Hectic lifestyles contribute to depression

(AAP) Depression is the by-product of modern hectic lifestyles, a US expert says.

Dr Stephen Ilardi says the 20-fold increase in depression over the past century is proof that “humans were never designed for the pace of modern life”.

“We’re designed for a different time,” says Dr Ilardi, an associate professor of clinical psychology at the University of Kansas.

“… when people were physically active, when they were outside in the sun for most of the day, when they had extensive social connections and enjoyed continual face time with their friends and loved ones.”

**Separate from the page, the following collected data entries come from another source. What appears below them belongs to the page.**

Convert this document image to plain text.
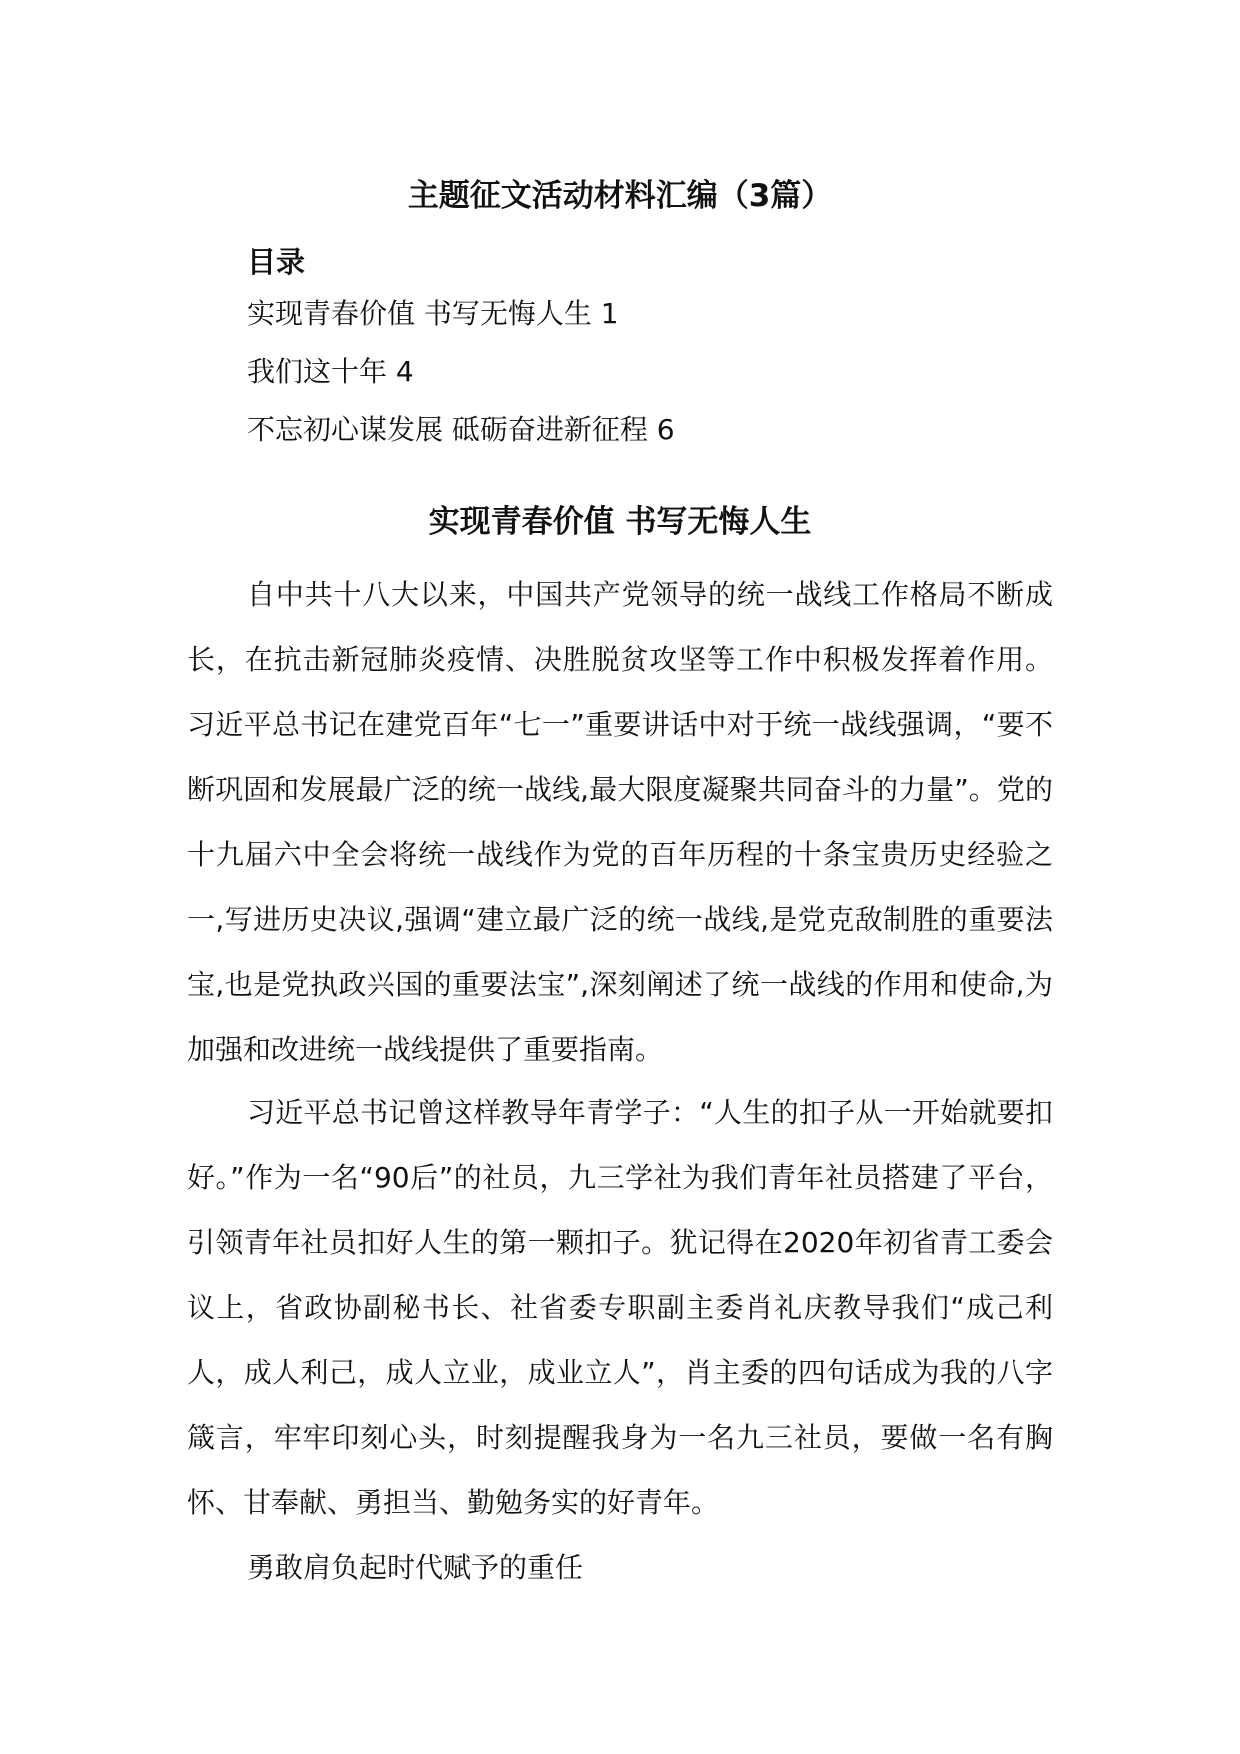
主题征文活动材料汇编（3篇）
目录
实现青春价值 书写无悔人生 1
我们这十年 4
不忘初心谋发展 砥砺奋进新征程 6
实现青春价值 书写无悔人生

自中共十八大以来，中国共产党领导的统一战线工作格局不断成长，在抗击新冠肺炎疫情、决胜脱贫攻坚等工作中积极发挥着作用。习近平总书记在建党百年“七一”重要讲话中对于统一战线强调，“要不断巩固和发展最广泛的统一战线,最大限度凝聚共同奋斗的力量”。党的十九届六中全会将统一战线作为党的百年历程的十条宝贵历史经验之一,写进历史决议,强调“建立最广泛的统一战线,是党克敌制胜的重要法宝,也是党执政兴国的重要法宝”,深刻阐述了统一战线的作用和使命,为加强和改进统一战线提供了重要指南。

习近平总书记曾这样教导年青学子：“人生的扣子从一开始就要扣好。”作为一名“90后”的社员，九三学社为我们青年社员搭建了平台，引领青年社员扣好人生的第一颗扣子。犹记得在2020年初省青工委会议上，省政协副秘书长、社省委专职副主委肖礼庆教导我们“成己利人，成人利己，成人立业，成业立人”，肖主委的四句话成为我的八字箴言，牢牢印刻心头，时刻提醒我身为一名九三社员，要做一名有胸怀、甘奉献、勇担当、勤勉务实的好青年。

勇敢肩负起时代赋予的重任
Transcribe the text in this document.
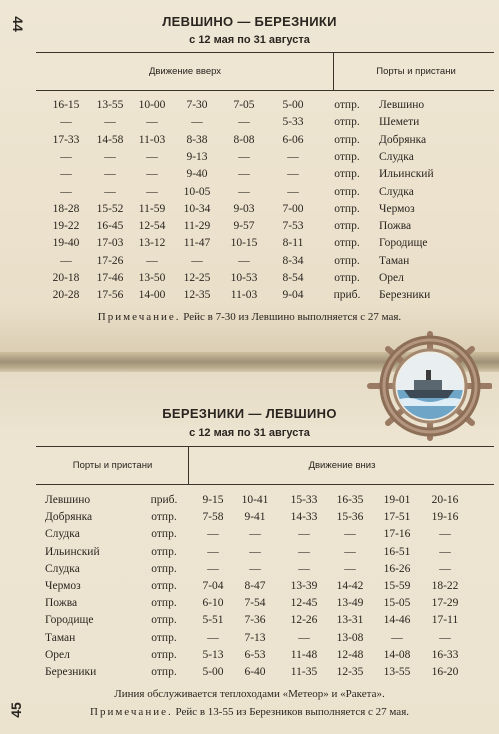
44	ЛЕВШИНО — БЕРЕЗНИКИ
с 12 мая по 31 августа
Движение вверх	Порты и пристани
16-15	13-55	10-00	7-30	7-05	5-00	отпр.	Левшино
—	—	—	—	—	5-33	отпр.	Шемети
17-33	14-58	11-03	8-38	8-08	6-06	отпр.	Добрянка
—	—	—	9-13	—	—	отпр.	Слудка
—	—	—	9-40	—	—	отпр.	Ильинский
—	—	—	10-05	—	—	отпр.	Слудка
18-28	15-52	11-59	10-34	9-03	7-00	отпр.	Чермоз
19-22	16-45	12-54	11-29	9-57	7-53	отпр.	Пожва
19-40	17-03	13-12	11-47	10-15	8-11	отпр.	Городище
—	17-26	—	—	—	8-34	отпр.	Таман
20-18	17-46	13-50	12-25	10-53	8-54	отпр.	Орел
20-28	17-56	14-00	12-35	11-03	9-04	приб.	Березники
Примечание. Рейс в 7-30 из Левшино выполняется с 27 мая.
БЕРЕЗНИКИ — ЛЕВШИНО
с 12 мая по 31 августа
Порты и пристани	Движение вниз
Левшино	приб.	9-15	10-41	15-33	16-35	19-01	20-16
Добрянка	отпр.	7-58	9-41	14-33	15-36	17-51	19-16
Слудка	отпр.	—	—	—	—	17-16	—
Ильинский	отпр.	—	—	—	—	16-51	—
Слудка	отпр.	—	—	—	—	16-26	—
Чермоз	отпр.	7-04	8-47	13-39	14-42	15-59	18-22
Пожва	отпр.	6-10	7-54	12-45	13-49	15-05	17-29
Городище	отпр.	5-51	7-36	12-26	13-31	14-46	17-11
Таман	отпр.	—	7-13	—	13-08	—	—
Орел	отпр.	5-13	6-53	11-48	12-48	14-08	16-33
Березники	отпр.	5-00	6-40	11-35	12-35	13-55	16-20
Линия обслуживается теплоходами «Метеор» и «Ракета».
Примечание. Рейс в 13-55 из Березников выполняется с 27 мая.
45
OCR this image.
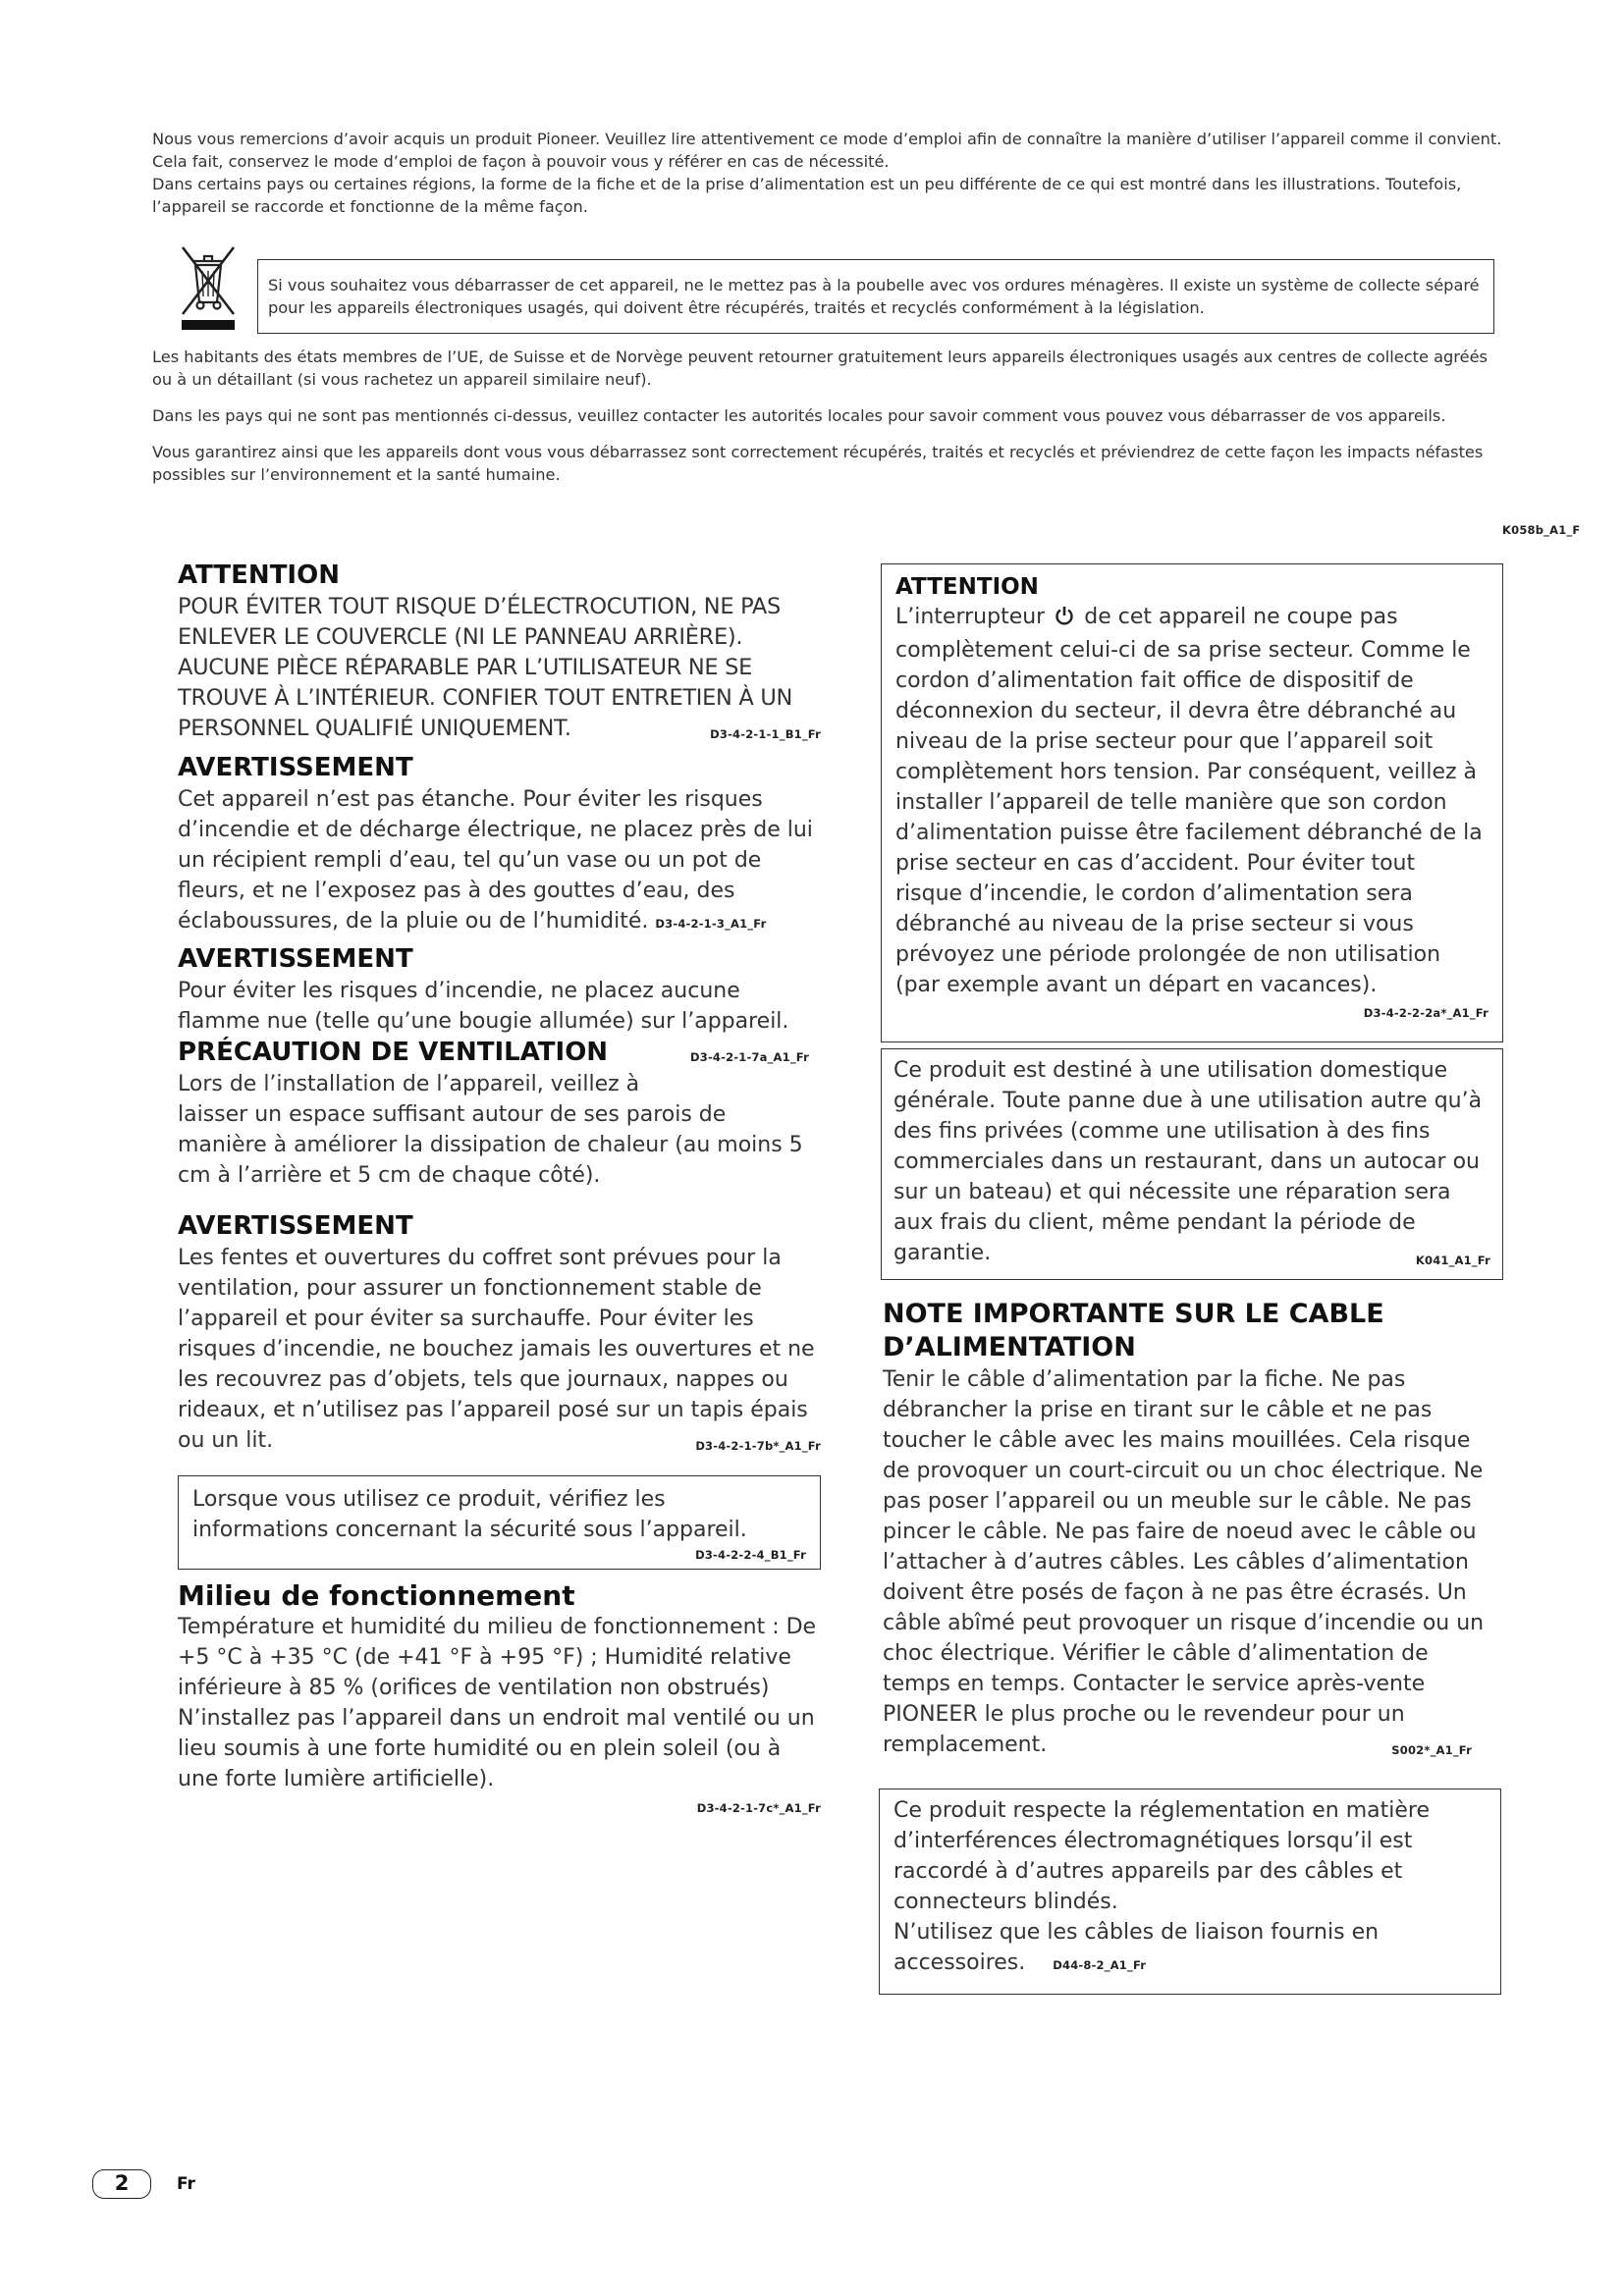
Nous vous remercions d’avoir acquis un produit Pioneer. Veuillez lire attentivement ce mode d’emploi afin de connaître la manière d’utiliser l’appareil comme il convient. Cela fait, conservez le mode d’emploi de façon à pouvoir vous y référer en cas de nécessité.

Dans certains pays ou certaines régions, la forme de la fiche et de la prise d’alimentation est un peu différente de ce qui est montré dans les illustrations. Toutefois, l’appareil se raccorde et fonctionne de la même façon.

Si vous souhaitez vous débarrasser de cet appareil, ne le mettez pas à la poubelle avec vos ordures ménagères. Il existe un système de collecte séparé pour les appareils électroniques usagés, qui doivent être récupérés, traités et recyclés conformément à la législation.

Les habitants des états membres de l’UE, de Suisse et de Norvège peuvent retourner gratuitement leurs appareils électroniques usagés aux centres de collecte agréés ou à un détaillant (si vous rachetez un appareil similaire neuf).

Dans les pays qui ne sont pas mentionnés ci-dessus, veuillez contacter les autorités locales pour savoir comment vous pouvez vous débarrasser de vos appareils.

Vous garantirez ainsi que les appareils dont vous vous débarrassez sont correctement récupérés, traités et recyclés et préviendrez de cette façon les impacts néfastes possibles sur l’environnement et la santé humaine.

K058b_A1_F
ATTENTION

POUR ÉVITER TOUT RISQUE D’ÉLECTROCUTION, NE PAS ENLEVER LE COUVERCLE (NI LE PANNEAU ARRIÈRE). AUCUNE PIÈCE RÉPARABLE PAR L’UTILISATEUR NE SE TROUVE À L’INTÉRIEUR. CONFIER TOUT ENTRETIEN À UN PERSONNEL QUALIFIÉ UNIQUEMENT.	D3-4-2-1-1_B1_Fr

AVERTISSEMENT

Cet appareil n’est pas étanche. Pour éviter les risques d’incendie et de décharge électrique, ne placez près de lui un récipient rempli d’eau, tel qu’un vase ou un pot de fleurs, et ne l’exposez pas à des gouttes d’eau, des éclaboussures, de la pluie ou de l’humidité. D3-4-2-1-3_A1_Fr

AVERTISSEMENT

Pour éviter les risques d’incendie, ne placez aucune flamme nue (telle qu’une bougie allumée) sur l’appareil.
D3-4-2-1-7a_A1_Fr

PRÉCAUTION DE VENTILATION

Lors de l’installation de l’appareil, veillez à laisser un espace suffisant autour de ses parois de manière à améliorer la dissipation de chaleur (au moins 5 cm à l’arrière et 5 cm de chaque côté).

AVERTISSEMENT

Les fentes et ouvertures du coffret sont prévues pour la ventilation, pour assurer un fonctionnement stable de l’appareil et pour éviter sa surchauffe. Pour éviter les risques d’incendie, ne bouchez jamais les ouvertures et ne les recouvrez pas d’objets, tels que journaux, nappes ou rideaux, et n’utilisez pas l’appareil posé sur un tapis épais ou un lit.	D3-4-2-1-7b*_A1_Fr

Lorsque vous utilisez ce produit, vérifiez les informations concernant la sécurité sous l’appareil.

D3-4-2-2-4_B1_Fr
Milieu de fonctionnement

Température et humidité du milieu de fonctionnement : De +5 °C à +35 °C (de +41 °F à +95 °F) ; Humidité relative inférieure à 85 % (orifices de ventilation non obstrués)

N’installez pas l’appareil dans un endroit mal ventilé ou un lieu soumis à une forte humidité ou en plein soleil (ou à une forte lumière artificielle).

D3-4-2-1-7c*_A1_Fr
ATTENTION

L’interrupteur de cet appareil ne coupe pas complètement celui-ci de sa prise secteur. Comme le cordon d’alimentation fait office de dispositif de déconnexion du secteur, il devra être débranché au niveau de la prise secteur pour que l’appareil soit complètement hors tension. Par conséquent, veillez à installer l’appareil de telle manière que son cordon d’alimentation puisse être facilement débranché de la prise secteur en cas d’accident. Pour éviter tout risque d’incendie, le cordon d’alimentation sera débranché au niveau de la prise secteur si vous prévoyez une période prolongée de non utilisation (par exemple avant un départ en vacances).

D3-4-2-2-2a*_A1_Fr

Ce produit est destiné à une utilisation domestique générale. Toute panne due à une utilisation autre qu’à des fins privées (comme une utilisation à des fins commerciales dans un restaurant, dans un autocar ou sur un bateau) et qui nécessite une réparation sera aux frais du client, même pendant la période de garantie.	K041_A1_Fr

NOTE IMPORTANTE SUR LE CABLE
D’ALIMENTATION

Tenir le câble d’alimentation par la fiche. Ne pas débrancher la prise en tirant sur le câble et ne pas toucher le câble avec les mains mouillées. Cela risque de provoquer un court-circuit ou un choc électrique. Ne pas poser l’appareil ou un meuble sur le câble. Ne pas pincer le câble. Ne pas faire de noeud avec le câble ou l’attacher à d’autres câbles. Les câbles d’alimentation doivent être posés de façon à ne pas être écrasés. Un câble abîmé peut provoquer un risque d’incendie ou un choc électrique. Vérifier le câble d’alimentation de temps en temps. Contacter le service après-vente PIONEER le plus proche ou le revendeur pour un remplacement.	S002*_A1_Fr

Ce produit respecte la réglementation en matière d’interférences électromagnétiques lorsqu’il est raccordé à d’autres appareils par des câbles et connecteurs blindés.

N’utilisez que les câbles de liaison fournis en accessoires. D44-8-2_A1_Fr

2	Fr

He says modern humans should re-connect with these primitive ways by eating foods rich in omega-3 fatty acids, through regular exercise and sun exposure, by being more social and getting more sleep.

Dr Ilardi’s book The Depression Cure (Da Capo Lifelong Books) was published this month.

Depressed teens need more sleep

Teens who go to bed early are less likely to suffer depression.

A US study of more than 15,500 teens found seven per cent suffered from depression, and 13 per cent had suicidal thoughts.

When quizzed on what time they went to sleep, researchers found those who did so at midnight or later were significantly more likely to be mentally troubled.

They were 25 per cent more likely to suffer depression and 20 per cent more likely to have suicidal thoughts compared to adolescents who were sent to bed by their parents at 10pm, or earlier.

“Short sleep duration explained the relationship between parental-mandated bedtimes and depression,” says Dr James Gangwisch, of Columbia University in New York.